It wouldn't surprise me at all if people have a secret "tone score" or similar that is assigned by moderators every time they make a nasty comment. And if that is the case, looking back on Church's comments it should be pretty clear that he'd have racked up one of the highest (lowest?) tone scores on HN. His comments are full of bitterness and hatred and scorn.
I ask you: would you want to secretly fail a secret grading criterion because something about you (tone, content (Church says it's content-based discrimination), et cetera) is not acceptable to a moderator?
Crucial points are: secret failing and secret grading. I wouldn't; I'd value the feedback, or get the heck out of there.
I don't know if Paul Graham is at fault for this, just to be clear about it.
Let's say he were. If he came out and said, "This is my message board, and therefore I assign personal penalties to the posts of those who oppose my economic interests", I would respect that.
What I can't respect is a silent personal penalty. That's ridiculous.
I've had this suspicion for months-- and I didn't voice it at first, because I don't much care-- but it's the latency difference and the looking into position of historical posts that made the case strong.
Why is this important? Why is it interesting? Because if I am being personally penalized, that means that the establishment is threatened by people like me who speak the truth about it. That would be a really positive sign.
In both these cases, your signal is that people are choosing not to associate with you. If nobody wants to hang around you, that's a good sign you're doing something that's objectionable to a lot of people. If some people do want to hang around you but others don't, treasure the friends you have and stop sweating the ones you don't.

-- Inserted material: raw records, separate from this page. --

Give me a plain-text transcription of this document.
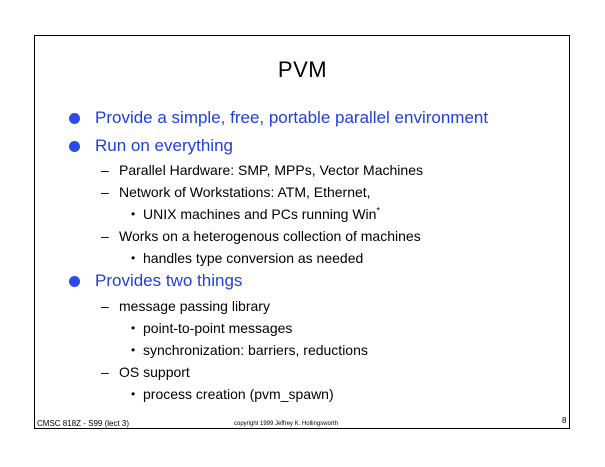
PVM
Provide a simple, free, portable parallel environment
Run on everything
– Parallel Hardware: SMP, MPPs, Vector Machines
– Network of Workstations: ATM, Ethernet,
• UNIX machines and PCs running Win*
– Works on a heterogenous collection of machines
• handles type conversion as needed
Provides two things
– message passing library
• point-to-point messages
• synchronization: barriers, reductions
– OS support
• process creation (pvm_spawn)
CMSC 818Z - S99 (lect 3)	copyright 1999 Jeffrey K. Hollingsworth	8
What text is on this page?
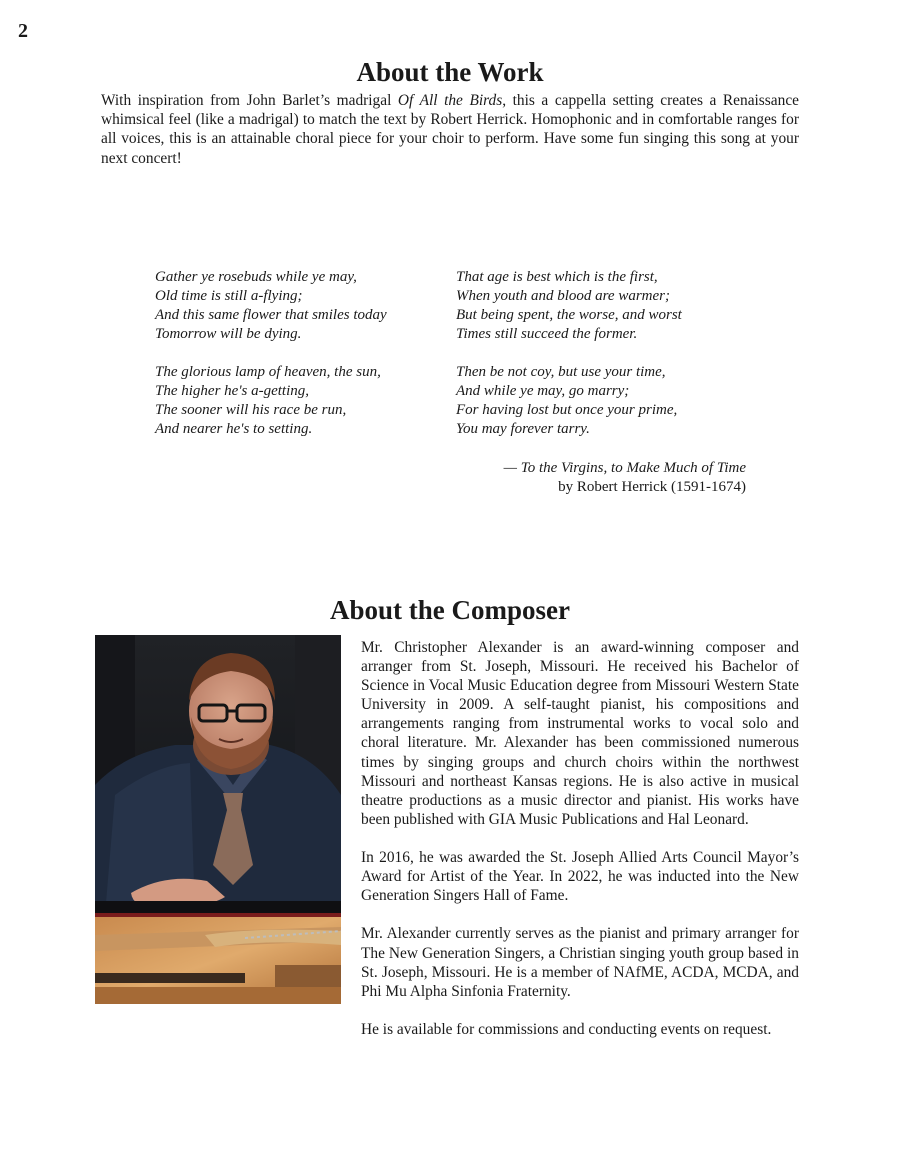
2
About the Work

With inspiration from John Barlet’s madrigal Of All the Birds, this a cappella setting creates a Renaissance whimsical feel (like a madrigal) to match the text by Robert Herrick. Homophonic and in comfortable ranges for all voices, this is an attainable choral piece for your choir to perform. Have some fun singing this song at your next concert!

Gather ye rosebuds while ye may,
Old time is still a-flying;
And this same flower that smiles today
Tomorrow will be dying.
The glorious lamp of heaven, the sun,
The higher he's a-getting,
The sooner will his race be run,
And nearer he's to setting.
That age is best which is the first,
When youth and blood are warmer;
But being spent, the worse, and worst
Times still succeed the former.
Then be not coy, but use your time,
And while ye may, go marry;
For having lost but once your prime,
You may forever tarry.
— To the Virgins, to Make Much of Time
by Robert Herrick (1591-1674)
About the Composer

Mr. Christopher Alexander is an award-winning composer and arranger from St. Joseph, Missouri. He received his Bachelor of Science in Vocal Music Education degree from Missouri Western State University in 2009. A self-taught pianist, his compositions and arrangements ranging from instrumental works to vocal solo and choral literature. Mr. Alexander has been commissioned numerous times by singing groups and church choirs within the northwest Missouri and northeast Kansas regions. He is also active in musical theatre productions as a music director and pianist. His works have been published with GIA Music Publications and Hal Leonard.

In 2016, he was awarded the St. Joseph Allied Arts Council Mayor’s Award for Artist of the Year. In 2022, he was inducted into the New Generation Singers Hall of Fame.

Mr. Alexander currently serves as the pianist and primary arranger for The New Generation Singers, a Christian singing youth group based in St. Joseph, Missouri. He is a member of NAfME, ACDA, MCDA, and Phi Mu Alpha Sinfonia Fraternity.

He is available for commissions and conducting events on request.
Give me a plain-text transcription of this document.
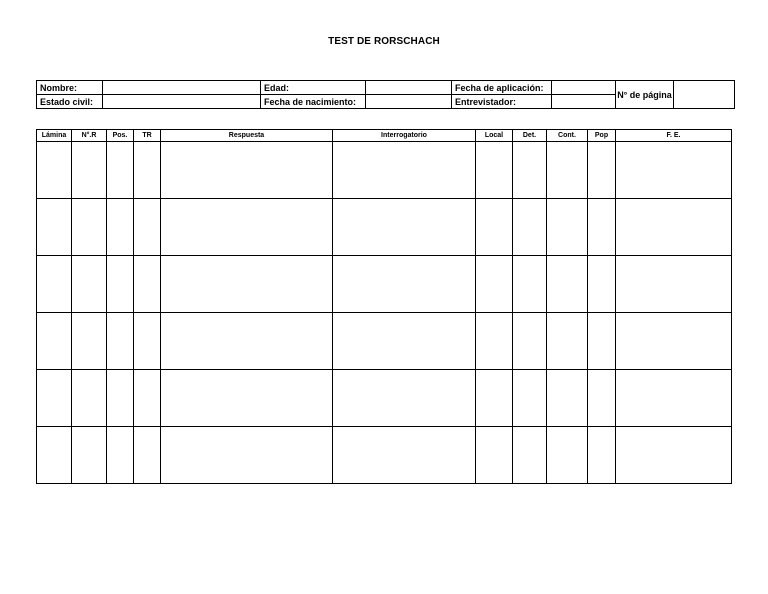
TEST DE RORSCHACH
Nombre:		Edad:		Fecha de aplicación:		N° de página	
Estado civil:		Fecha de nacimiento:		Entrevistador:			
Lámina	N°.R	Pos.	TR	Respuesta	Interrogatorio	Local	Det.	Cont.	Pop	F. E.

Easy way to find out - info@ycombinator.com.
I'm curious about his sources and their reasons for not coming forth. That he doesn't cite them by name leads to me to think they choose to be anonymous. I'm not accusing them of something.
I dislike the title. I need more information to decide for myself whether Paul Graham owes Michael O. Church an apology. I think Paul Graham has a hand, albeit limited, in deciding whether he owes Church an apology.
One commenter on my blog suggested the problem may be an abuse of the "flag" option (which is only supposed to be used on spammers).
Paul Graham can respond to your post however he wants. He _could_ simply say, "I don't care."
You _want_ an apology because you _think_ you've been wronged. A blog post entitled, "I want an apology from Paul Graham" sounds whiny--I get it. Still, from where I'm sitting the title, even with the "probably" proviso, sounds like a power-grab that denies Paul Graham's ability to give whatever response he wants to you. Also it looks linkbaity to me[1].
[1] I dislike linkbaity titles. I don't deny their effectiveness; I clicked the link!
disclaimer: I teach public speaking professionally, so these kinds of less-than-explicitly-conscious word choices stick out to me.
Edited to emphasize that I agree with the spirit of his post, and that I'm nitpicking because I enjoy picking nits.